Fortunatamente lui non mi vede.
"E poi, grazie alle cure di un'amabile infermiera, non ci saranno più addestramenti per me, ma solo tante tante ore di vole... quello che ho sempre sognato" mi dice baciandomi il collo lentamente.
"Non fai altro che pensare agli aerei, e a me quando ci pensi? Scommetto che persino adesso stai pensando a volare" gli dico facendo finta di essere infastidita.
"Ma no... ora sto pensando a come non pestarti i piedi" mi dice abbassando gli occhi ai miei piedi.
Scoppio a ridere stringendolo più forte a me.
Decidiamo poi di pagare il conto e di spostarci in un locale poco lontano e più informale del ristorante in cui abbiamo gustato una cena da cinque stelle. Prima di raggiungere gli altri io e Jo decidiamo di andare, in taxi, fino alla spiaggia più vicina, per staccare dal clima della città e goderci l'aria di mare. Mi sento un po' in soggezione e non mi era mai successo con Jo: è tutta la sera che non riesco a trovare le parole, per qualsiasi cosa. Certe volte non mi capisco, davvero. Jo, invece, sembra tranquillo e non sembra nemmeno essersi accorto della mia stranezza, meglio così. Mi dispiace, ma sta chiacchierando praticamente da solo.
"Ok, Grace ora mi dici che ti prende?" mi chiede improvvisamente interrompendo il suo discorso.
Quindi se ne è accorto. Si ferma e si mette davanti a me.
"Pensavo che ti piacessero le mie storie ma sono dieci minuti che ripeto la stessa e tu non te ne sei nemmeno accorta" mi dice ridendo cercando di sdrammatizzare. 
Non riesco nemmeno a guardarlo negli occhi. Da quando mi è così difficile? 
"Jo, ti devo dire una cosa..." gli dico finalmente.
"Ti ascolto" mi risponde spronandomi.
Ma non riesco a parlare, è tutto bloccato. Perchè devo essere così? Perchè deve sempre andare a finire così?
"Grace che è successo?" mi chiede questa volta preoccupato.
"Devo partire Jo..." gli dico, continuando a non guardarlo negli occhi.

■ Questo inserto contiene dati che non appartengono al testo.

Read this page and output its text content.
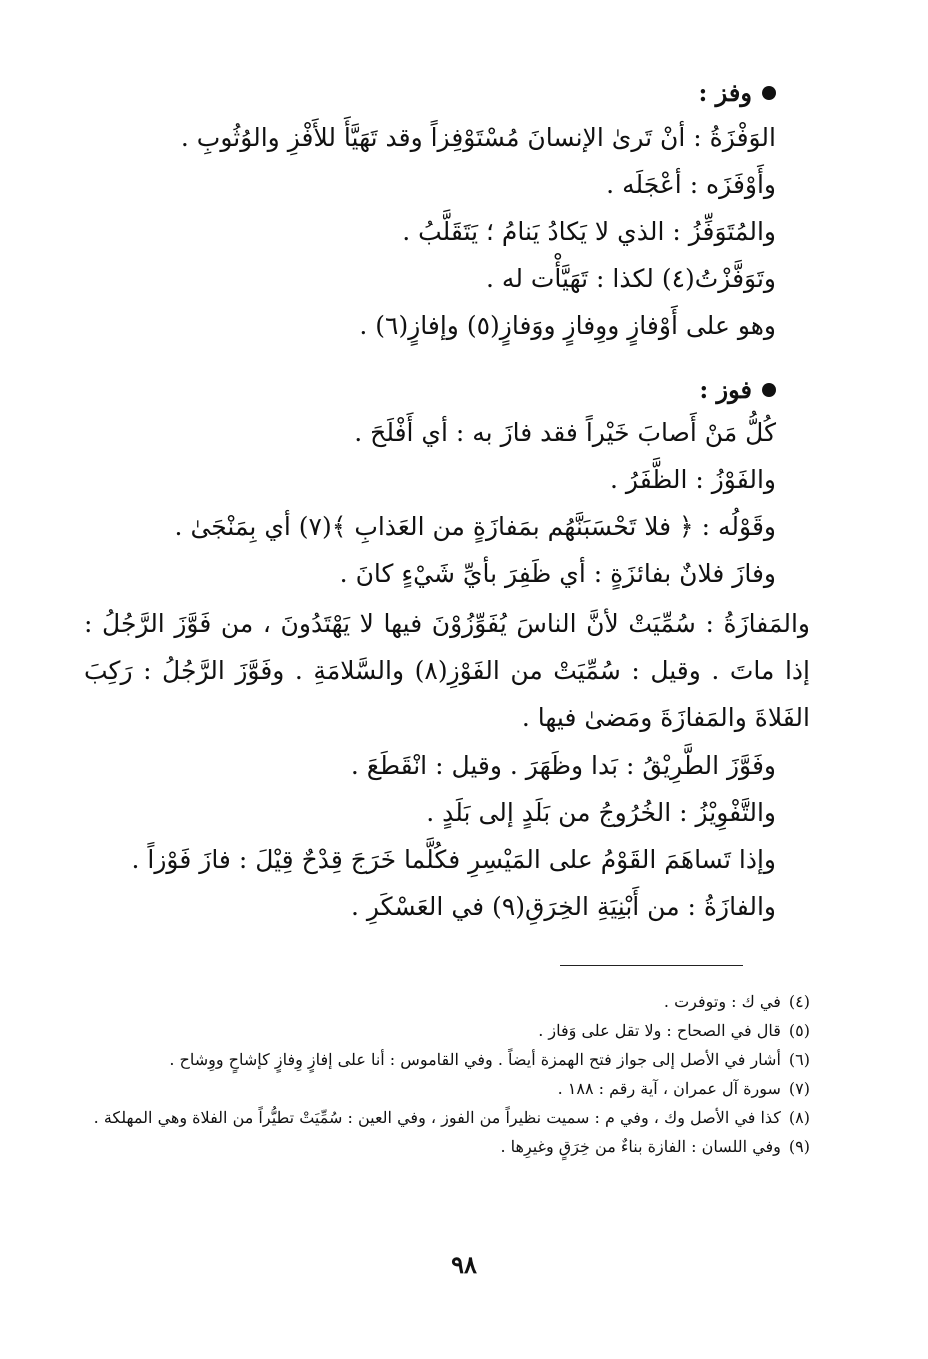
وفز :
الوَفْزَةُ : أنْ تَرىٰ الإنسانَ مُسْتَوْفِزاً وقد تَهَيَّأَ للأَفْزِ والوُثُوبِ .
وأَوْفَزَه : أعْجَلَه .
والمُتَوَفِّزُ : الذي لا يَكادُ يَنامُ ؛ يَتَقَلَّبُ .
وتَوَفَّزْتُ(٤) لكذا : تَهَيَّأْت له .
وهو على أَوْفازٍ ووِفازٍ ووَفازٍ(٥) وإفازٍ(٦) .
فوز :
كُلُّ مَنْ أَصابَ خَيْراً فقد فازَ به : أي أَفْلَحَ .
والفَوْزُ : الظَّفَرُ .
وقَوْلُه : ﴿ فلا تَحْسَبَنَّهُم بمَفازَةٍ من العَذابِ ﴾(٧) أي بِمَنْجَىٰ .
وفازَ فلانٌ بفائزَةٍ : أي ظَفِرَ بأيِّ شَيْءٍ كانَ .
والمَفازَةُ : سُمِّيَتْ لأنَّ الناسَ يُفَوِّزُوْنَ فيها لا يَهْتَدُونَ ، من فَوَّزَ الرَّجُلُ : إذا ماتَ . وقيل : سُمِّيَتْ من الفَوْزِ(٨) والسَّلامَةِ . وفَوَّزَ الرَّجُلُ : رَكِبَ الفَلاةَ والمَفازَةَ ومَضىٰ فيها .
وفَوَّزَ الطَّرِيْقُ : بَدا وظَهَرَ . وقيل : انْقَطَعَ .
والتَّفْوِيْزُ : الخُرُوجُ من بَلَدٍ إلى بَلَدٍ .
وإذا تَساهَمَ القَوْمُ على المَيْسِرِ فكُلَّما خَرَجَ قِدْحٌ قِيْلَ : فازَ فَوْزاً .
والفازَةُ : من أَبْنِيَةِ الخِرَقِ(٩) في العَسْكَرِ .
(٤)
في ك : وتوفرت .
(٥)
قال في الصحاح : ولا تقل على وَفاز .
(٦)
أشار في الأصل إلى جواز فتح الهمزة أيضاً . وفي القاموس : أنا على إفازٍ وِفازٍ كإشاحٍ ووِشاح .
(٧)
سورة آل عمران ، آية رقم : ١٨٨ .
(٨)
كذا في الأصل وك ، وفي م : سميت نظيراً من الفوز ، وفي العين : سُمِّيَتْ تطيُّراً من الفلاة وهي المهلكة .
(٩)
وفي اللسان : الفازة بناءٌ من خِرَقٍ وغيرِها .
٩٨
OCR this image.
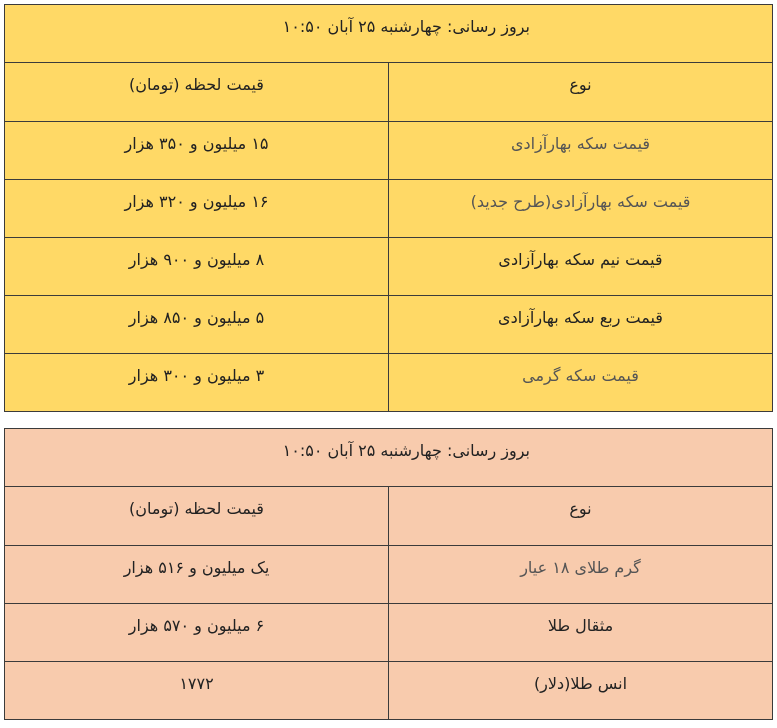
بروز رسانی: چهارشنبه ۲۵ آبان ۱۰:۵۰	
نوع	قیمت لحظه (تومان)
قیمت سکه بهارآزادی	۱۵ میلیون و ۳۵۰ هزار
قیمت سکه بهارآزادی(طرح جدید)	۱۶ میلیون و ۳۲۰ هزار
قیمت نیم سکه بهارآزادی	۸ میلیون و ۹۰۰ هزار
قیمت ربع سکه بهارآزادی	۵ میلیون و ۸۵۰ هزار
قیمت سکه گرمی	۳ میلیون و ۳۰۰ هزار
بروز رسانی: چهارشنبه ۲۵ آبان ۱۰:۵۰	
نوع	قیمت لحظه (تومان)
گرم طلای ۱۸ عیار	یک میلیون و ۵۱۶ هزار
مثقال طلا	۶ میلیون و ۵۷۰ هزار
انس طلا(دلار)	۱۷۷۲
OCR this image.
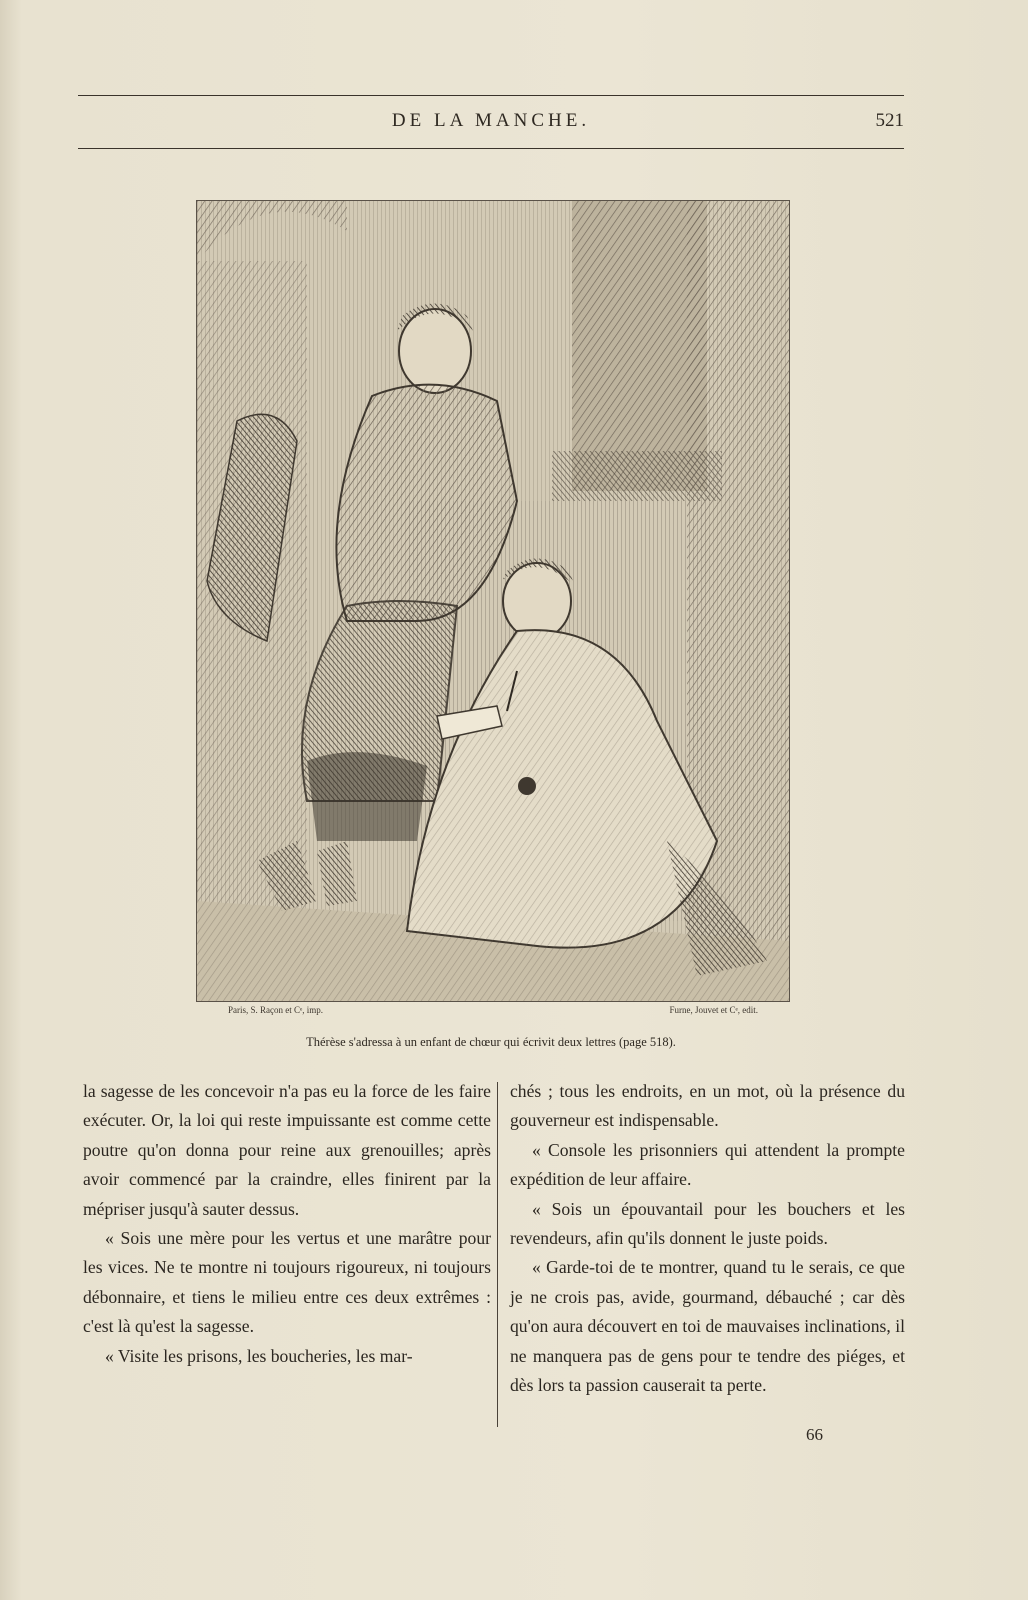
DE LA MANCHE.	521
Paris, S. Raçon et Cᵉ, imp.	Furne, Jouvet et Cᵉ, edit.
Thérèse s'adressa à un enfant de chœur qui écrivit deux lettres (page 518).

la sagesse de les concevoir n'a pas eu la force de les faire exécuter. Or, la loi qui reste impuissante est comme cette poutre qu'on donna pour reine aux grenouilles; après avoir commencé par la craindre, elles finirent par la mépriser jusqu'à sauter dessus.

« Sois une mère pour les vertus et une marâtre pour les vices. Ne te montre ni toujours rigoureux, ni toujours débonnaire, et tiens le milieu entre ces deux extrêmes : c'est là qu'est la sagesse.

« Visite les prisons, les boucheries, les mar-

chés ; tous les endroits, en un mot, où la présence du gouverneur est indispensable.

« Console les prisonniers qui attendent la prompte expédition de leur affaire.

« Sois un épouvantail pour les bouchers et les revendeurs, afin qu'ils donnent le juste poids.

« Garde-toi de te montrer, quand tu le serais, ce que je ne crois pas, avide, gourmand, débauché ; car dès qu'on aura découvert en toi de mauvaises inclinations, il ne manquera pas de gens pour te tendre des piéges, et dès lors ta passion causerait ta perte.

66
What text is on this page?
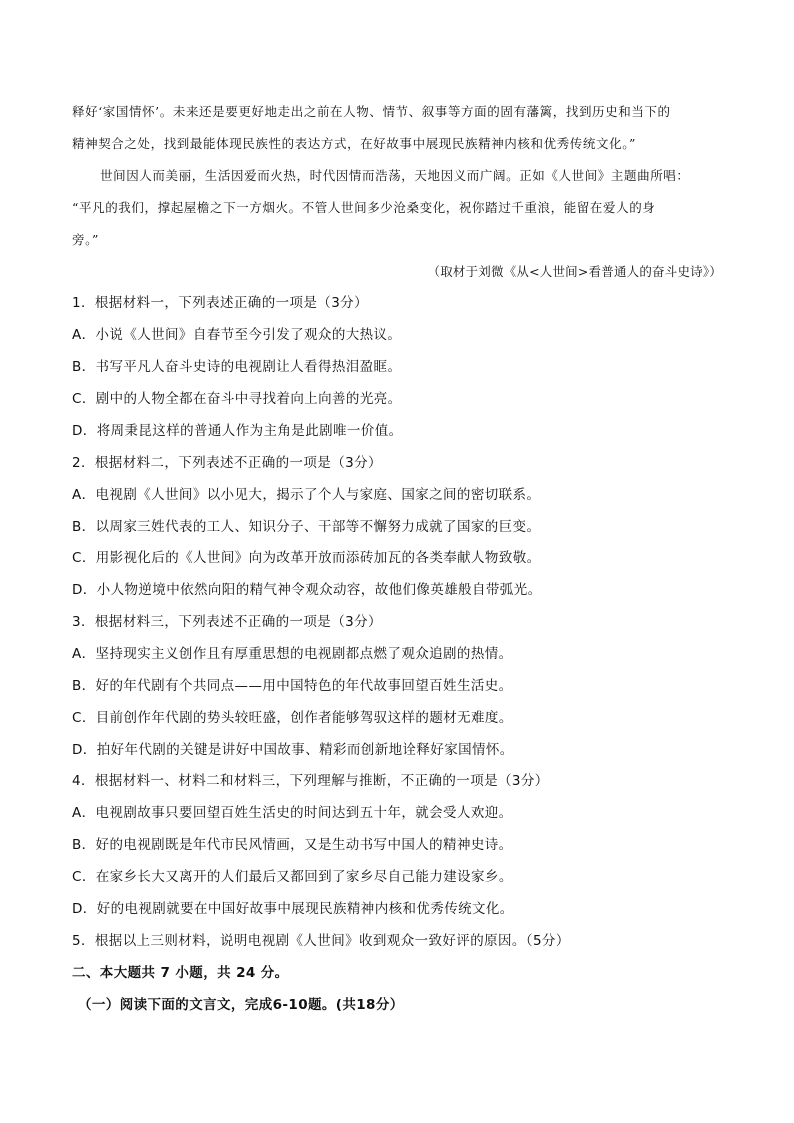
释好‘家国情怀’。未来还是要更好地走出之前在人物、情节、叙事等方面的固有藩篱，找到历史和当下的
精神契合之处，找到最能体现民族性的表达方式，在好故事中展现民族精神内核和优秀传统文化。”
世间因人而美丽，生活因爱而火热，时代因情而浩荡，天地因义而广阔。正如《人世间》主题曲所唱：
“平凡的我们，撑起屋檐之下一方烟火。不管人世间多少沧桑变化，祝你踏过千重浪，能留在爱人的身
旁。”
（取材于刘微《从<人世间>看普通人的奋斗史诗》）
1．根据材料一，下列表述正确的一项是（3分）
A．小说《人世间》自春节至今引发了观众的大热议。
B．书写平凡人奋斗史诗的电视剧让人看得热泪盈眶。
C．剧中的人物全都在奋斗中寻找着向上向善的光亮。
D．将周秉昆这样的普通人作为主角是此剧唯一价值。
2．根据材料二，下列表述不正确的一项是（3分）
A．电视剧《人世间》以小见大，揭示了个人与家庭、国家之间的密切联系。
B．以周家三姓代表的工人、知识分子、干部等不懈努力成就了国家的巨变。
C．用影视化后的《人世间》向为改革开放而添砖加瓦的各类奉献人物致敬。
D．小人物逆境中依然向阳的精气神令观众动容，故他们像英雄般自带弧光。
3．根据材料三，下列表述不正确的一项是（3分）
A．坚持现实主义创作且有厚重思想的电视剧都点燃了观众追剧的热情。
B．好的年代剧有个共同点——用中国特色的年代故事回望百姓生活史。
C．目前创作年代剧的势头较旺盛，创作者能够驾驭这样的题材无难度。
D．拍好年代剧的关键是讲好中国故事、精彩而创新地诠释好家国情怀。
4．根据材料一、材料二和材料三，下列理解与推断，不正确的一项是（3分）
A．电视剧故事只要回望百姓生活史的时间达到五十年，就会受人欢迎。
B．好的电视剧既是年代市民风情画，又是生动书写中国人的精神史诗。
C．在家乡长大又离开的人们最后又都回到了家乡尽自己能力建设家乡。
D．好的电视剧就要在中国好故事中展现民族精神内核和优秀传统文化。
5．根据以上三则材料，说明电视剧《人世间》收到观众一致好评的原因。（5分）
二、本大题共 7 小题，共 24 分。
（一）阅读下面的文言文，完成6-10题。(共18分）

Sono fissa a guardare la sua camicia e non mi azzardo a spostare lo sguardo.
"Mi avevi detto che ancora non ti avevano assegnato a nessuna base" mi dice confuso.
Sono sicura che stia scuotendo la testa, come fa sempre.
"Parto per l'Inghilterra... sono stata presa in una squadra di medici e infermieri che verranno mandati come supporto medico nelle basi militari" 
"Cosa? Non capisco... non possono comandarti lì" sento che si sta innervosendo.
"Non mi hanno comandata... parto volontaria" e finalmente lo guardo.
Improvvisamente non ricordo più come si respira, riesco solo a trattenere il fiato nell'attesa di una sua reazione. Perchè nei suoi occhi non vedo più la sua solita dolcezza, ma solo un senso di disperazione e dolore? 
"Cosa? Perchè? Grace è il posto più pericoloso sulla terra e tu decidi di andarci?"
"Non è una tua scelta, Jo, sono io che ho deciso di farlo" 
"Perchè, a che scopo?" mi chiede disperatamente.
Non mi capisce: l'uomo che pensavo sapesse tutto di me, non riesce a capirmi. 
"Per aiutare chi, a differenza nostra, sta combattendo una guerra per tutti noi" la faccio semplice.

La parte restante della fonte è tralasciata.